What's the purpose of acquiring absolute pitch? One kid seems to be talented for music, at least at this early stage, but he could still have been musically talented without absolute pitch. I found it to be a humblebrag: "oh yes, my trilingual kids learning Mandarin and composing their own music because of absolute pitch which I taught them to acquire".
Well that's nice dear, now are you going to tell us next about how they're whole-food organic vegan eco-warriors inventing the next AI advance to save the planet from climate change, all before the age of twelve?
EDIT: I realise the above sounds churlish, and I'm delighted that children get the chance to be exposed to an entire range of non-conventional educational attainments, but at the same time that piece does veer too near, for my comfort, to the "you can make your baby genius success for life" notion of what kids are for. Tiger moms are not the kind of role model I think we need.
"Oh, so you taught your child to read. That's nice, dear, but I honestly don't see the applicability of something like literacy. Sounds like a humble brag to me."
The above is approximately how your comment sounds to me. A kid might be talented at something even if he remains illiterate his whole life, but there are most likely multiple things related to the talent that become easier, quicker or even possible in the first place through learning to read and write.
You can probably do most of what people with absolute pitch do by learning to identify pitches relatively, but for some reason it seems that developing this so called "relative pitch" takes a lot of effort, but absolute pitch kind of builds momentum and just grows on its own once you get it started.

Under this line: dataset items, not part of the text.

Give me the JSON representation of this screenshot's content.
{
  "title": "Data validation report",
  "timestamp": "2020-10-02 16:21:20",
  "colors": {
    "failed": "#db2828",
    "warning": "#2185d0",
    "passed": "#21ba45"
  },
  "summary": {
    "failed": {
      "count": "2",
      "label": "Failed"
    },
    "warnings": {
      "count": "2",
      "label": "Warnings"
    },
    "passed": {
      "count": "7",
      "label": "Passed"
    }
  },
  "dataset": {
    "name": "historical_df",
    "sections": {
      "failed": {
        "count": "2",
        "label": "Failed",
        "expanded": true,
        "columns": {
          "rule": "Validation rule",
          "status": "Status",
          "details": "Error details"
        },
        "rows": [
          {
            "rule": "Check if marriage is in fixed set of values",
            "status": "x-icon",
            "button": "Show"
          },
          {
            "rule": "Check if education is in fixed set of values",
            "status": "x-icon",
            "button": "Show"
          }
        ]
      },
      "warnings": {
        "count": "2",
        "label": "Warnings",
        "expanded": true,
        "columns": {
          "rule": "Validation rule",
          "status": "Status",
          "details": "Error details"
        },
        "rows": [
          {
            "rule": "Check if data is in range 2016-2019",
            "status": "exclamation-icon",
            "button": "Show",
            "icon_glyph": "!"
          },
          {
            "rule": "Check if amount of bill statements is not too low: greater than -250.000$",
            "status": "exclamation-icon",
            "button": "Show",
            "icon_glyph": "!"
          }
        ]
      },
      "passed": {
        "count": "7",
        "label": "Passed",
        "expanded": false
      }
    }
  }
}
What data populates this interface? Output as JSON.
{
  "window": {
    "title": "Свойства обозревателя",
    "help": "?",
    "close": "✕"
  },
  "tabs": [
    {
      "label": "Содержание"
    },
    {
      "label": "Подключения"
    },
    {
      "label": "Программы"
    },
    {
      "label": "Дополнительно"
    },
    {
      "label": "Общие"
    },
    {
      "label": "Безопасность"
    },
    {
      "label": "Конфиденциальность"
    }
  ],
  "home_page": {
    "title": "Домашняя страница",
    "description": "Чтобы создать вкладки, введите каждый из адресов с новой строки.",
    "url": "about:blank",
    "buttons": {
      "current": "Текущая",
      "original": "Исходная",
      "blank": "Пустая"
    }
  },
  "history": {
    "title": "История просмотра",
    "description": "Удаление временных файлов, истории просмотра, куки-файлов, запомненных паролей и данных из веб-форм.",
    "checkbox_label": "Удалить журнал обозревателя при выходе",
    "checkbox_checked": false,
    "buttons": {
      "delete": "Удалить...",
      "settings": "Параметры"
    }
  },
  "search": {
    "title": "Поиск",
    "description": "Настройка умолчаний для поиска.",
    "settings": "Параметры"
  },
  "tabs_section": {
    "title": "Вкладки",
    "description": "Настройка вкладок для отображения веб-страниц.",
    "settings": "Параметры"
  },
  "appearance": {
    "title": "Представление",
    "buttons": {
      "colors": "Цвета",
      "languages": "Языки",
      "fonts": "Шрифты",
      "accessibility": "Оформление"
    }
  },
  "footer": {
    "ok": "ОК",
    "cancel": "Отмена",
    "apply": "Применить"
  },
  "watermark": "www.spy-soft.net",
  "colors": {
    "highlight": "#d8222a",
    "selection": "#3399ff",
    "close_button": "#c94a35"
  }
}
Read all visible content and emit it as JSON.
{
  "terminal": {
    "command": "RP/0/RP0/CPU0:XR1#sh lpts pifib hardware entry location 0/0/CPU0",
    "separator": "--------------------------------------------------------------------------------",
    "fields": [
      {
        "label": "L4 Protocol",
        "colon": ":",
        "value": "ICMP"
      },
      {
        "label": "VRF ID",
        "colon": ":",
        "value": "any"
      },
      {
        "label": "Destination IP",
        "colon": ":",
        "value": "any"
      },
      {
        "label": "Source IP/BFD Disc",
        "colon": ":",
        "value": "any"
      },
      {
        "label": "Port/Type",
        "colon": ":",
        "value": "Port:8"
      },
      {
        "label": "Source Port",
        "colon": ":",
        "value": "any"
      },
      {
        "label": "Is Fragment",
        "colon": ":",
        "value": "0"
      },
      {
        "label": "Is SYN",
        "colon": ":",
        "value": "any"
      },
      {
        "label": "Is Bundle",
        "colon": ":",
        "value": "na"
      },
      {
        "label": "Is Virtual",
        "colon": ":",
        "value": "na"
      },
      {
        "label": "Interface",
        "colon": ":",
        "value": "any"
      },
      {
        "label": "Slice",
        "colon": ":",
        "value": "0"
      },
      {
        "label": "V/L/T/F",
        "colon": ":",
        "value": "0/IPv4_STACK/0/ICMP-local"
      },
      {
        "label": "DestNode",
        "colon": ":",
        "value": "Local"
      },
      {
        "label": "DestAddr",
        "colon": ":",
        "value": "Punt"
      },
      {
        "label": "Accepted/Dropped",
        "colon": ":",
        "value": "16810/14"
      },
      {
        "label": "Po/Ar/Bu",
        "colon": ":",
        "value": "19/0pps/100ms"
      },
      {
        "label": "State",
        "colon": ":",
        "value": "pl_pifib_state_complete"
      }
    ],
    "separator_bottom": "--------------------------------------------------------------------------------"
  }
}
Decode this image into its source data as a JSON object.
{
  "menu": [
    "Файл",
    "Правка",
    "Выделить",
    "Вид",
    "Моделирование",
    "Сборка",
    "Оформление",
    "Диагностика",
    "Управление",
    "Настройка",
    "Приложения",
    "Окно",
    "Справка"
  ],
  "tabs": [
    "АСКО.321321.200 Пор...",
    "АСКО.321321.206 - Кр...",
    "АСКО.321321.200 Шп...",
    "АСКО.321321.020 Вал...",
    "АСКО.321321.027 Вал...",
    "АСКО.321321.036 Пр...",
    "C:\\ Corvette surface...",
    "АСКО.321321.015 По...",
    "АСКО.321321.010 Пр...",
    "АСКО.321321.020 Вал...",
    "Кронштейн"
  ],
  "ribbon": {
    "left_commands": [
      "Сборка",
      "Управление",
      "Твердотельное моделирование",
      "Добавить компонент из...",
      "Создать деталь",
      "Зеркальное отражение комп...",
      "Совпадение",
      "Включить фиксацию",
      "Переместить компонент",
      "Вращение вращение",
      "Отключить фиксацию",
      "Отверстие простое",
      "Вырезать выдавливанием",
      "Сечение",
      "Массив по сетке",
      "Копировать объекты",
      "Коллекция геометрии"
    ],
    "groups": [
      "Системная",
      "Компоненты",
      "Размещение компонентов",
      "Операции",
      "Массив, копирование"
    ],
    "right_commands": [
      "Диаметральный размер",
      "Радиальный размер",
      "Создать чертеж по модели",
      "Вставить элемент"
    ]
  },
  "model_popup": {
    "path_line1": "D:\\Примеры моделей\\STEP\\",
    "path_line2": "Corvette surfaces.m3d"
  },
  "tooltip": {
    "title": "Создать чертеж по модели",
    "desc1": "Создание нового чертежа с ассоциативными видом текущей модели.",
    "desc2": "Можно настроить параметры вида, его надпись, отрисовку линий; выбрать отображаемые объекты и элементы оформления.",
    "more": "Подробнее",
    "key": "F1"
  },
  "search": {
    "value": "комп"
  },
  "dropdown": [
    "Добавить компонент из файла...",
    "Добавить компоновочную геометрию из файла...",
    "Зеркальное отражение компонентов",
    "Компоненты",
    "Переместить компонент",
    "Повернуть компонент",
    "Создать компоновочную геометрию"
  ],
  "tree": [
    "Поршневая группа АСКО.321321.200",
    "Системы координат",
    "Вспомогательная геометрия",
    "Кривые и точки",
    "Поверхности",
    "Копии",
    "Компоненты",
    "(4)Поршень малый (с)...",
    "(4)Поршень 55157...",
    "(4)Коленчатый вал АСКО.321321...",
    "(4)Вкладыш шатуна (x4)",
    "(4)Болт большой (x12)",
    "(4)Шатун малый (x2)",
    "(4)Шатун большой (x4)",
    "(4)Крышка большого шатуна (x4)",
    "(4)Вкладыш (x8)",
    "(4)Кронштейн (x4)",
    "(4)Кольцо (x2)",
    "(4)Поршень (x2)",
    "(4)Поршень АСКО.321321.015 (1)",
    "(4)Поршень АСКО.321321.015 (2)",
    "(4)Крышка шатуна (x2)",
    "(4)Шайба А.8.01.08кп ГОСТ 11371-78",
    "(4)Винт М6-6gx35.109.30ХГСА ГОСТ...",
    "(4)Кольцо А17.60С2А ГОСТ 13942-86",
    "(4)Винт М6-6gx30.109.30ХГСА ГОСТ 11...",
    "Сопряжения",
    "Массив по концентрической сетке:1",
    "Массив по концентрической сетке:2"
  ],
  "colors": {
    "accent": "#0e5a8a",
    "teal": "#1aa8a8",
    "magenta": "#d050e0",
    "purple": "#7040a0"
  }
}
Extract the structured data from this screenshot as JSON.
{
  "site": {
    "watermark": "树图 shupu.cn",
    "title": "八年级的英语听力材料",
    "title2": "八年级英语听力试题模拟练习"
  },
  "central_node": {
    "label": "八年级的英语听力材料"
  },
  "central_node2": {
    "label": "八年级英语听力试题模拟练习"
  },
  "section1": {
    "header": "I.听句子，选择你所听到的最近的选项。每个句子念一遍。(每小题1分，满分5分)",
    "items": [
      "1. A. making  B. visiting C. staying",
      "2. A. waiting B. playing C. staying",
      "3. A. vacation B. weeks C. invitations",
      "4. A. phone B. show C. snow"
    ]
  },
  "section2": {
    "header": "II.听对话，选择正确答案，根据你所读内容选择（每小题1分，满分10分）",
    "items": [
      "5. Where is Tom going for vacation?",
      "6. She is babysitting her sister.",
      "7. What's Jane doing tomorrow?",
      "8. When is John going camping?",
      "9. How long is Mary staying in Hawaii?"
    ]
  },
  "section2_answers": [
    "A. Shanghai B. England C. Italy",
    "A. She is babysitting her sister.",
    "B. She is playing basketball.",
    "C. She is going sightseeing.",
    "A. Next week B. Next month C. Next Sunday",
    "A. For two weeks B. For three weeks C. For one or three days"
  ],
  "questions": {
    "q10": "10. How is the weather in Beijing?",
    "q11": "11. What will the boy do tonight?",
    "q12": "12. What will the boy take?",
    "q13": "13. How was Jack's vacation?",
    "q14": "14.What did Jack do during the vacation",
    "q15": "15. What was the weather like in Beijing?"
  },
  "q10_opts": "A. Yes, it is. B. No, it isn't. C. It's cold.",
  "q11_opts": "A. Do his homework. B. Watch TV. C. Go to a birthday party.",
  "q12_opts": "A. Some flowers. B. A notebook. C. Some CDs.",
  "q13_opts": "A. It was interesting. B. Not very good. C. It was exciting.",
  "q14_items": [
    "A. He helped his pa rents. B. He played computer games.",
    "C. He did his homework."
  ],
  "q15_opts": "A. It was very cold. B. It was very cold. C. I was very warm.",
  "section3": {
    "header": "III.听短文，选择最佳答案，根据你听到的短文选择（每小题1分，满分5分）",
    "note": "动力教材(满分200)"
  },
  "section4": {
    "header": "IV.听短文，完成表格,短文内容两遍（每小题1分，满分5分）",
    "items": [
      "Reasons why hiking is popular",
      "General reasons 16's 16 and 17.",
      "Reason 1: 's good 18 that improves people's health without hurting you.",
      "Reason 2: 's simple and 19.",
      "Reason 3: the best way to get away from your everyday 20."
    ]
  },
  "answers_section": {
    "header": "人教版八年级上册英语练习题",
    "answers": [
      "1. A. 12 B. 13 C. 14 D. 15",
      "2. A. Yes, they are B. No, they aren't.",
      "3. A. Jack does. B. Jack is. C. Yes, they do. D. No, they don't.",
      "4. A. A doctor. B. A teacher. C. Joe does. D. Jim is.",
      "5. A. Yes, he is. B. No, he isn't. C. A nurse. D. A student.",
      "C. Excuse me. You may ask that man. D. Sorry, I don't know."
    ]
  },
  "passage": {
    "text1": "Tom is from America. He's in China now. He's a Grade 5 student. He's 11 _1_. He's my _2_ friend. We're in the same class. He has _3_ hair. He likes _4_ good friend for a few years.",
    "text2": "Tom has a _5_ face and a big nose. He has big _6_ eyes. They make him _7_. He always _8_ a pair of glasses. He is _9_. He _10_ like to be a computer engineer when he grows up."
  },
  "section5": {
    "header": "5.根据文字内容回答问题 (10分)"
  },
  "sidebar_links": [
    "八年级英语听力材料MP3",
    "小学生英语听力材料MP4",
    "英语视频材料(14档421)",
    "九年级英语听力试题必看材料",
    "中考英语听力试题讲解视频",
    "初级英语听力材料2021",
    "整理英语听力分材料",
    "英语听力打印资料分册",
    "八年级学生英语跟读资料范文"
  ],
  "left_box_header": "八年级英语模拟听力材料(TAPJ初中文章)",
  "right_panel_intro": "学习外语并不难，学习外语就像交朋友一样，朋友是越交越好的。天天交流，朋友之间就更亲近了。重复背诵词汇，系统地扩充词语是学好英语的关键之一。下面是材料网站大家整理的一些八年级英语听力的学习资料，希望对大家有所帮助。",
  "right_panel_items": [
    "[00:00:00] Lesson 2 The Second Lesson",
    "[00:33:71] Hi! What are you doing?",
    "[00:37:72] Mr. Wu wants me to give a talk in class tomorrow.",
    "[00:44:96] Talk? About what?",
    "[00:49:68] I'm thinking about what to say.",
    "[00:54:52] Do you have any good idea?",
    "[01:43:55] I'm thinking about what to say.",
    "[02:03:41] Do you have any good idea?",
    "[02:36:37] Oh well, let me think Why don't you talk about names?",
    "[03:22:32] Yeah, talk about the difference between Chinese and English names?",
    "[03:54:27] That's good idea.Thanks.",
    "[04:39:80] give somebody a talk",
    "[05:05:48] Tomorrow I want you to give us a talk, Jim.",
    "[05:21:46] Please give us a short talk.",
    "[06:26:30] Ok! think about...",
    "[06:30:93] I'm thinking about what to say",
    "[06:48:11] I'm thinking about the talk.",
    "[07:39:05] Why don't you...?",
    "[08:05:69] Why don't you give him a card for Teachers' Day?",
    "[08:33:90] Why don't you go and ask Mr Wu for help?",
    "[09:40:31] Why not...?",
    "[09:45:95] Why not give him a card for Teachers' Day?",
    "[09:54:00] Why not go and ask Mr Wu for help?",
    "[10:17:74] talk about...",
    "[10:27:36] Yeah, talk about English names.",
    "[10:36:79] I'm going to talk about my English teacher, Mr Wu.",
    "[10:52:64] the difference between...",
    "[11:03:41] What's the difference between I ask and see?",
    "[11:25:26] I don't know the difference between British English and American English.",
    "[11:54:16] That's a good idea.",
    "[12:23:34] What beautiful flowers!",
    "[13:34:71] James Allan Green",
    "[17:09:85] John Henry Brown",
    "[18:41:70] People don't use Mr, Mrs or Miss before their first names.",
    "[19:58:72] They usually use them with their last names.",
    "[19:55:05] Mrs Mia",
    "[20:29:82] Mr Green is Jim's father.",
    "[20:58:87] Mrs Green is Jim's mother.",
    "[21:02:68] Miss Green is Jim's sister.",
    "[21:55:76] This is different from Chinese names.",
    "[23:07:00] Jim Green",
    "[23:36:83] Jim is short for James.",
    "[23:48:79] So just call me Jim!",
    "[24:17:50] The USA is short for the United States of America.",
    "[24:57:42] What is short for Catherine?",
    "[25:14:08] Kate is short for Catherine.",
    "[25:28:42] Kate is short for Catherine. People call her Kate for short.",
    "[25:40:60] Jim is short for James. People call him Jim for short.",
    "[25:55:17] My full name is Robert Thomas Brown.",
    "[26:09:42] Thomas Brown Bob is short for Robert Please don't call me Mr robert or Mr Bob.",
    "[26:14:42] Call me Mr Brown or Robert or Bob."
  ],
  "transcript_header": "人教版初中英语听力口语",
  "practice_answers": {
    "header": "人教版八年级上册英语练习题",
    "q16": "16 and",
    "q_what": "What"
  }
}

I think there might be some kind of fear of inequality behind a lot of the dismissals of absolute pitch, such as there were on hacker news commenting this same blog post. I think the idea of some people being in a completely different category and having an advantage due to it is terrifying to many people, and a way to cope with the terror is to dismiss the existence of such advantage.
This might just be a matter of what people think of the usefulness of perfect pitch. Perhaps I'm just missing some fundamental human experience but I really have never "gotten" what the big deal is with music. I enjoy it, I have songs and artists that I quite like. But the passion with which some people devote themselves to it has always seemed so alien to me. If not for the premium society puts on it I couldn't differentiate it's importance to, like, juggling ability. To compare perfect pitch to literacy to me is like comparing the benefit of having your kid be able to walk to being double jointed in one finger or the ability to very accurately guess the humidity of a room. Like cool, that's probably useful for something I guess but really, you think these things are comparable? I can barely even remember what pitch means most of the time.
Do you think something like the Harry Potter novels and the whole celebrity culture formed around them is useful for something? I have never read any of the Harry Potter books, and I can fully agree with one part of what you said: "the passion with which some people devote themselves to it has always seemed so alien to me"
I, in general, dislike fanaticism - particularly regarding pop culture figures. Although I'll say minus the weirdly fanatical groups there is some value in common touchstones like Harry Potter and other successful memes even if HP in particular is more well suited for children and young teens. Fascination with children's media well into adulthood is its own separate problem. It's good that I can describe someone as "Like Dumbledore" and have practically everyone in my generation know what I mean. It's less good that many thirty year old women see the whole world through the simple good vs evil lens that a children's book hung a coming of age story on.